Free-fire zones were places pounded with artillery or annihilated with napalm and bombs in an effort to drive out the enemy. American soldiers were authorized to shoot at anything that moved. Large swaths of the Mekong Delta, believed to be dominated by the Viet Cong, were declared free-fire zones. Some places were described as “Wild Wes-like shooting galleries.”
Villagers in free-fire zones were encouraged to move to “strategic hamlets,” but often they didn’t want to because their families had lived in their home villages for generations and they were afraid of losing them. If the staid they could be regarded as “target of opportunity” and fired upon.
The policy of village destruction, heavy bombardment, free-fire zones, “relocation” of peasants and other indignities created hundreds of thousands of displaced people and wounded. In Quang Ngai, the province that surrounded My Lai, 70 percent of the villages had been destroyed by B-52 bombs, bulldozers, napalm, artillery fire, lighters and matches, gun fire and other means.

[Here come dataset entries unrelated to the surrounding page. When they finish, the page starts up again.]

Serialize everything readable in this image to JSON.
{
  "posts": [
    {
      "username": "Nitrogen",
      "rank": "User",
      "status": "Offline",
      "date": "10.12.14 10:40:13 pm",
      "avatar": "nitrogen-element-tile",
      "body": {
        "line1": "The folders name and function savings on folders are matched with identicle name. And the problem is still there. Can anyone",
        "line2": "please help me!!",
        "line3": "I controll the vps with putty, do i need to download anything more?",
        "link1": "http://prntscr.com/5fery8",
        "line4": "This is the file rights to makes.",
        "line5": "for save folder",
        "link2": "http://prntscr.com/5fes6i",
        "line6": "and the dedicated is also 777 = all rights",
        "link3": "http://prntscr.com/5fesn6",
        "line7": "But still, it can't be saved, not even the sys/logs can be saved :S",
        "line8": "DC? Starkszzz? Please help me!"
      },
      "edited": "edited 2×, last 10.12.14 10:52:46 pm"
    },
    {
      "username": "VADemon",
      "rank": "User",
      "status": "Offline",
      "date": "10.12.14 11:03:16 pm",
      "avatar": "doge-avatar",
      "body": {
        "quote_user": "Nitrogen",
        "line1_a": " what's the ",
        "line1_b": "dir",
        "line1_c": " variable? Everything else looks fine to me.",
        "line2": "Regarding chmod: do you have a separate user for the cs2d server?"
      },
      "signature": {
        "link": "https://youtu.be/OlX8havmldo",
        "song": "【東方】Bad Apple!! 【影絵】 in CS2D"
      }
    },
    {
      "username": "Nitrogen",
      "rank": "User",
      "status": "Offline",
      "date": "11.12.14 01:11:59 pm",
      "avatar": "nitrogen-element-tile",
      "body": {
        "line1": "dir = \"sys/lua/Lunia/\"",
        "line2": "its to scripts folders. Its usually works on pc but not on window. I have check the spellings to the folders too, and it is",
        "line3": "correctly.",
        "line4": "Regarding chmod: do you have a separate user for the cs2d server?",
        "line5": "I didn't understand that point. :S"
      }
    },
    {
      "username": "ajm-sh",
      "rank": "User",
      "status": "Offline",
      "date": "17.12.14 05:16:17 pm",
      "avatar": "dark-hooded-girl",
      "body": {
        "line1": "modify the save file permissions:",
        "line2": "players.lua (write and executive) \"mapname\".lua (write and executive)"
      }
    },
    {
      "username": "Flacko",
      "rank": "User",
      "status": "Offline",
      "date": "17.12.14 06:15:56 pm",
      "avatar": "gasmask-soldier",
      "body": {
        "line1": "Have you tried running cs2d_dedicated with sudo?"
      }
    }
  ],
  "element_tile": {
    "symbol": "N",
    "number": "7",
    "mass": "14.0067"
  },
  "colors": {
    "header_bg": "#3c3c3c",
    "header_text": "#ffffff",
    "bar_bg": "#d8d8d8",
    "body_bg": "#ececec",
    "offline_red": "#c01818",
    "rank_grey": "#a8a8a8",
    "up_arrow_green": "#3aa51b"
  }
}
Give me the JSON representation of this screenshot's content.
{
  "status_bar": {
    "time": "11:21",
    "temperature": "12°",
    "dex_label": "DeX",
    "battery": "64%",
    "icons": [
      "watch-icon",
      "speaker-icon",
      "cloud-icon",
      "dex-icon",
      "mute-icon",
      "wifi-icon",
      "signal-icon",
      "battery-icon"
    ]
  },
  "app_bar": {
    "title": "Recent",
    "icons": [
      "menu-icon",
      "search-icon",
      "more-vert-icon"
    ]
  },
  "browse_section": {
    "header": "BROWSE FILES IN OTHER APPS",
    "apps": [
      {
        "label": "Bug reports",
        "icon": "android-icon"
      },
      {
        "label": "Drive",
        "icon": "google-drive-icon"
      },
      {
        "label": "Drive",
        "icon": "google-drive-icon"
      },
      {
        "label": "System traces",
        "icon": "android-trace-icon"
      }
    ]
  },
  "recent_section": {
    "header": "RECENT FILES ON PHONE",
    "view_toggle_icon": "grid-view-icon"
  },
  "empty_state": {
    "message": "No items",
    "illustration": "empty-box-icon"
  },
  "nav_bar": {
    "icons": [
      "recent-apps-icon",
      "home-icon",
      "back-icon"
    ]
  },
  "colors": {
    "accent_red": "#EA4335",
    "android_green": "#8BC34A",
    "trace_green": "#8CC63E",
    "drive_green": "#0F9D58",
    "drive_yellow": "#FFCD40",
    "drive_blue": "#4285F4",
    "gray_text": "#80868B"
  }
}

Some 40 percent of the population lived in refugee camps and civilian casualties were in the neighborhood of 50,000 a year.
“The wreckage was all around us,” Tim O’Brien in the New York Times wrote, so common it seemed part of the geography, as natural as any mountain or river. Wreckage was the rule. Brutality was S.O.P. Scaled children, pistol-whipped women, burning hootches, free-fire zones, body counts, indiscriminate bombing and harassment fire, villages in ash, M-60 machine guns hosing down dark tree lines and any human life behind them.”